Perhaps the most striking thing about Barack Obama's first press conference as president-elect was how, well, presidential it was.
In a nod to the formality of the occasion journalists and staff alike shed the jeans they'd been living in through the final weeks of the campaign and ironed out their wrinkled suits and skirts. The seating was assigned, with the names of news agencies scrawled on pieces of paper and taped to the backs of chairs, a first for the Obama organization. Reporters asked one another before hand if it would be appropriate to type notes as he spoke, as we always did when he was just a candidate. The answer quickly became clear: not a single computer remained on for the press conference.

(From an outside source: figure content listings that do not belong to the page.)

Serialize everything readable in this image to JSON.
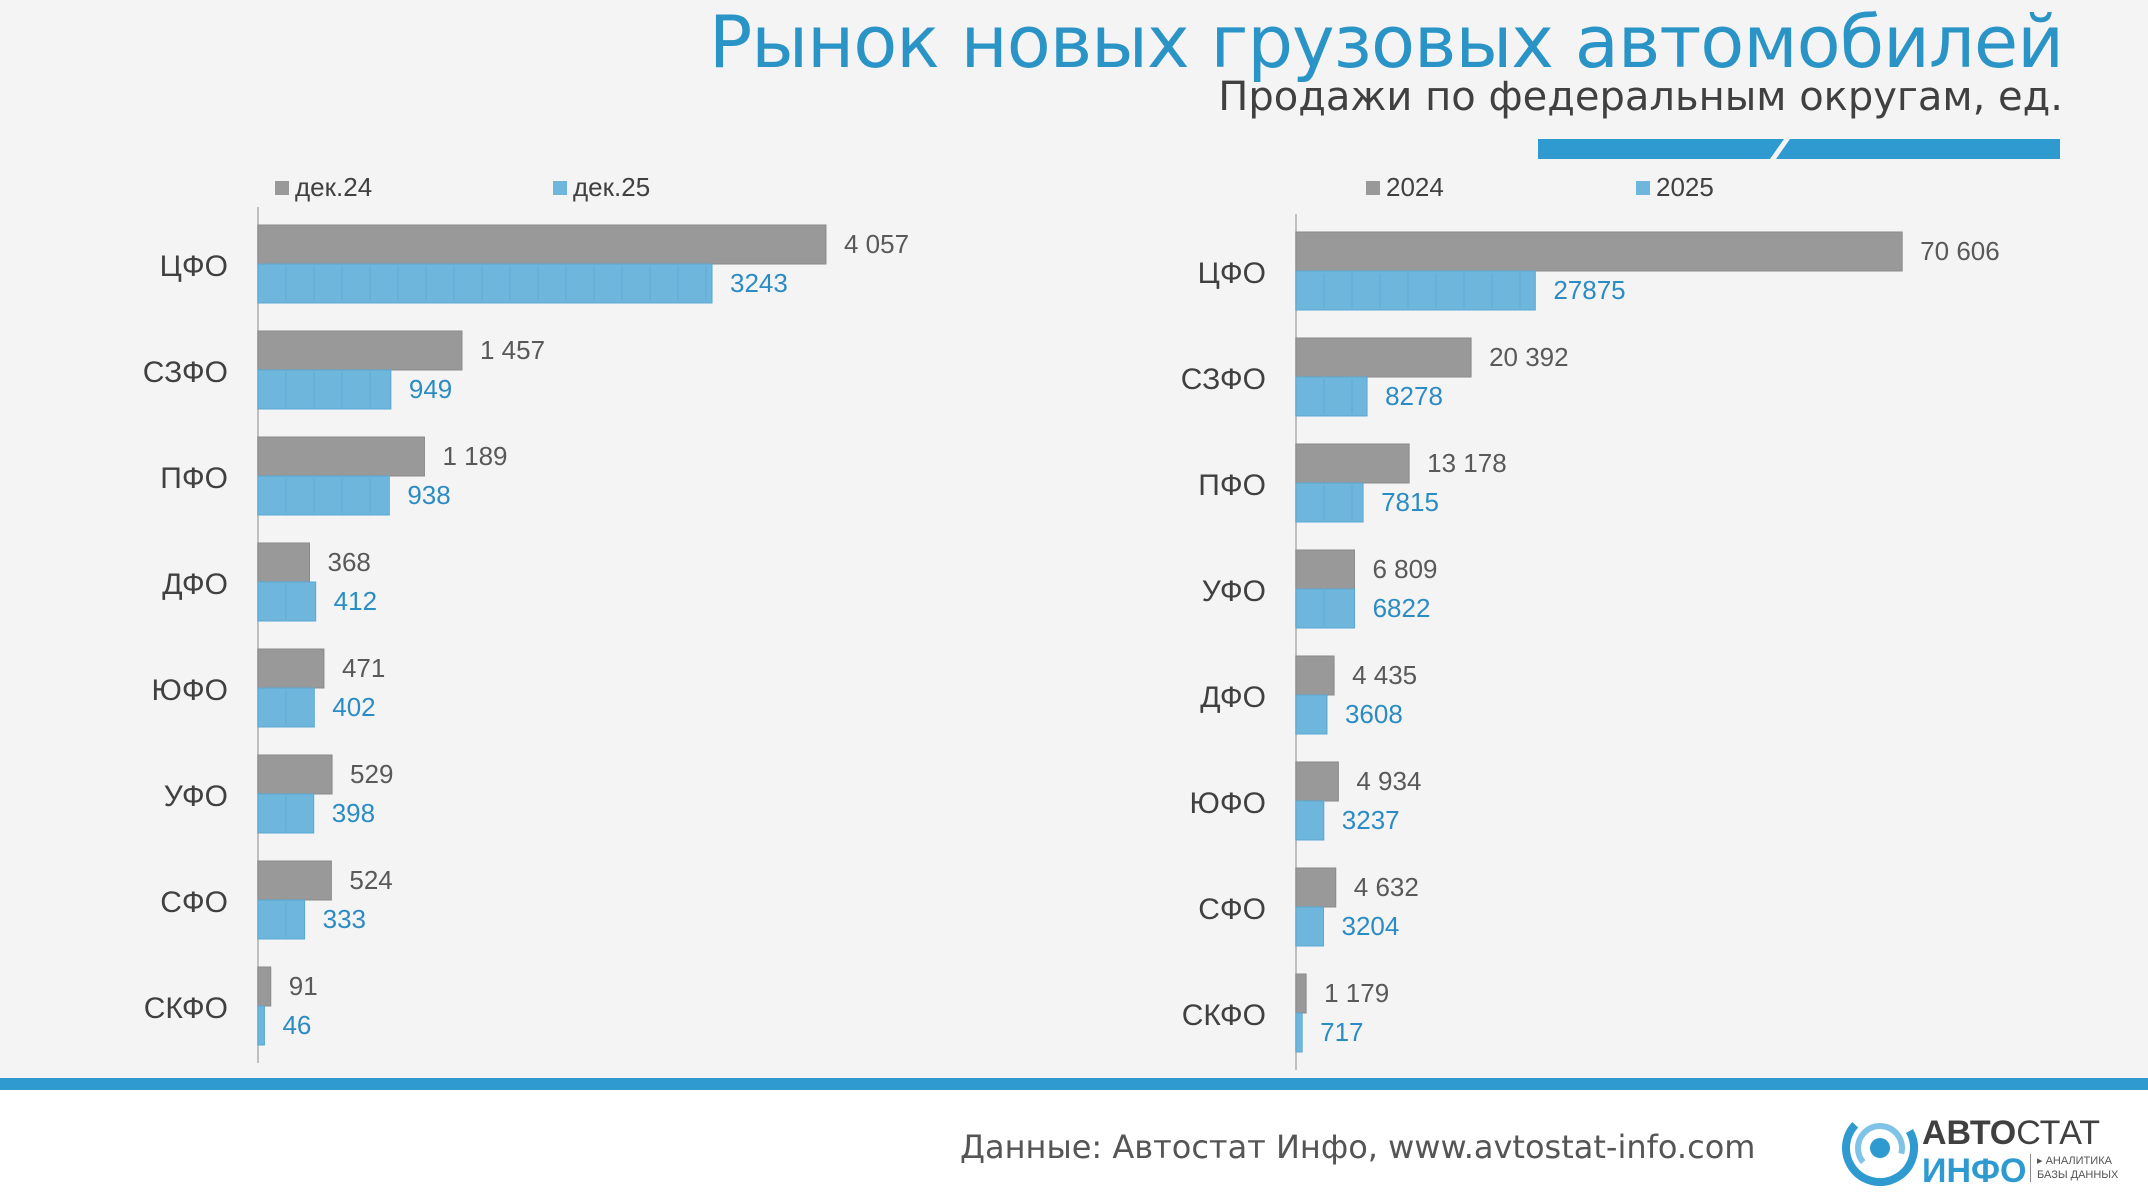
{
  "title": "Рынок новых грузовых автомобилей",
  "subtitle": "Продажи по федеральным округам, ед.",
  "colors": {
    "prev": "#999999",
    "curr": "#6fb6dc",
    "accent": "#2e9ad0",
    "label_curr": "#2b8cc4",
    "label_prev": "#595959"
  },
  "chart_data": [
    {
      "type": "bar",
      "orientation": "horizontal",
      "categories": [
        "ЦФО",
        "СЗФО",
        "ПФО",
        "ДФО",
        "ЮФО",
        "УФО",
        "СФО",
        "СКФО"
      ],
      "series": [
        {
          "name": "дек.24",
          "values": [
            4057,
            1457,
            1189,
            368,
            471,
            529,
            524,
            91
          ],
          "labels": [
            "4 057",
            "1 457",
            "1 189",
            "368",
            "471",
            "529",
            "524",
            "91"
          ]
        },
        {
          "name": "дек.25",
          "values": [
            3243,
            949,
            938,
            412,
            402,
            398,
            333,
            46
          ],
          "labels": [
            "3243",
            "949",
            "938",
            "412",
            "402",
            "398",
            "333",
            "46"
          ]
        }
      ],
      "xlim": [
        0,
        5000
      ],
      "legend": "top-left",
      "grid": false
    },
    {
      "type": "bar",
      "orientation": "horizontal",
      "categories": [
        "ЦФО",
        "СЗФО",
        "ПФО",
        "УФО",
        "ДФО",
        "ЮФО",
        "СФО",
        "СКФО"
      ],
      "series": [
        {
          "name": "2024",
          "values": [
            70606,
            20392,
            13178,
            6809,
            4435,
            4934,
            4632,
            1179
          ],
          "labels": [
            "70 606",
            "20 392",
            "13 178",
            "6 809",
            "4 435",
            "4 934",
            "4 632",
            "1 179"
          ]
        },
        {
          "name": "2025",
          "values": [
            27875,
            8278,
            7815,
            6822,
            3608,
            3237,
            3204,
            717
          ],
          "labels": [
            "27875",
            "8278",
            "7815",
            "6822",
            "3608",
            "3237",
            "3204",
            "717"
          ]
        }
      ],
      "xlim": [
        0,
        82000
      ],
      "legend": "top-left",
      "grid": false
    }
  ],
  "footer": {
    "source": "Данные: Автостат Инфо, www.avtostat-info.com",
    "logo_top_bold": "АВТО",
    "logo_top_regular": "СТАТ",
    "logo_bottom": "ИНФО",
    "logo_tagline_1": "▸ АНАЛИТИКА",
    "logo_tagline_2": "БАЗЫ ДАННЫХ"
  }
}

Obama, uncharacteristically late in that presidential way where aides keep giving two minute warnings of his approach, slid into the formal role as easily as sliding back into a suit after working out at the gym. The president-elect delivered his first press conference with verve, as clear and articulate as ever, standing before a plain blue background and a row of U.S. flags that evoked the White House and the backdrop for his victory speech Tuesday night. His economic advisers and new chief of staff Rahm Emanuel flanked him (he had just come from meeting with them), many smiling and nodding encouragingly, not unlike parents proudly watching their kid deliver a valedictory speech. He called on reporters by their names from a card a rarity for Obama, who in press conferences usually just points and says "yes" even going so far as to use the order similar to that used by President Bush: the wires first, then the networks, the hometown Chicago reporters, and then the major papers. In another notable departure from the campaign, journalists formally stood to pose their questions.
On a day when new unemployment figures and auto maker losses revealed the depth of the country's economic woes, Obama was appropriately sober and brief, focusing most of his opening statement on his determination to pass a stimulus package and get the economy moving again. "It is not going to be quick and it is not going to be easy for us to dig ourselves out of the hole that we are in, but America is a strong and resilient country," he said in his opening statement. But the president-elect did seem in great spirits, joking with a small group of reporters who attended the beginning of the meeting with economic advisers. And he allowed himself a few light-hearted moments, laughing about a inquiry as to which kind of dog his daughters might be getting for the move into the White House.
"With respect to the dog, this is a major issue. I think it's generated more interest on our website than just about anything," Obama deadpanned. "We have we have two criteria that have to be reconciled. One is that Malia is allergic, so it has to be hypo-allergenic. There are a number of breeds that are hypo-allergenic. On the other hand, our preference would be to get a shelter dog. But obviously, a lot of shelter dogs are mutts, like me. So the so, whether we're going to be able to balance those two things, I think, is a pressing issue on the Obama household."(See pictures of Presidential First Dogs.)
Obama also said he's spoken with all "living" presidents, joking that "I didn't want to get into a Nancy Reagan thing about, you know, doing any seances." He must have been taking advice on how to handle the press from those former leaders of the free world, as Obama did his best to make no news. Has he been given pause on any of his foreign policy positions now that he is receiving full intelligence briefings? "I'm going to skip that." Would he still raise taxes on those making more than $250,000 a year? "My tax plan represented a net tax cut. It provided for substantial middle-class tax cuts. Ninety-five percent of working Americans would receive them." How soon will he send low-level envoys to countries such as Iran, Syria, Venezuela, Cuba, to see if a presidential-level talk would be productive? "Obviously how we approach and deal with a country like Iran is not something that we should, you know, simply do in a kneejerk fashion."
Indeed, if one message was prevalent despite the formal, White House-esque atmosphere, it was: I am not president yet, I'm not rushing into anything, and I won't be baited into saying anything I will regret. From picking his cabinet ("I think it's very important in all these key positions, both in the economic team and the national security team, to to get it right and and not to be so rushed that you end up making mistakes.") to getting involved in economic policy during the lame duck session, Obama's answer time and again was: "We only have one president at a time." Clearly, at least until he is that president (and likely even after that), journalists will have to think harder of ways to pry new information from him.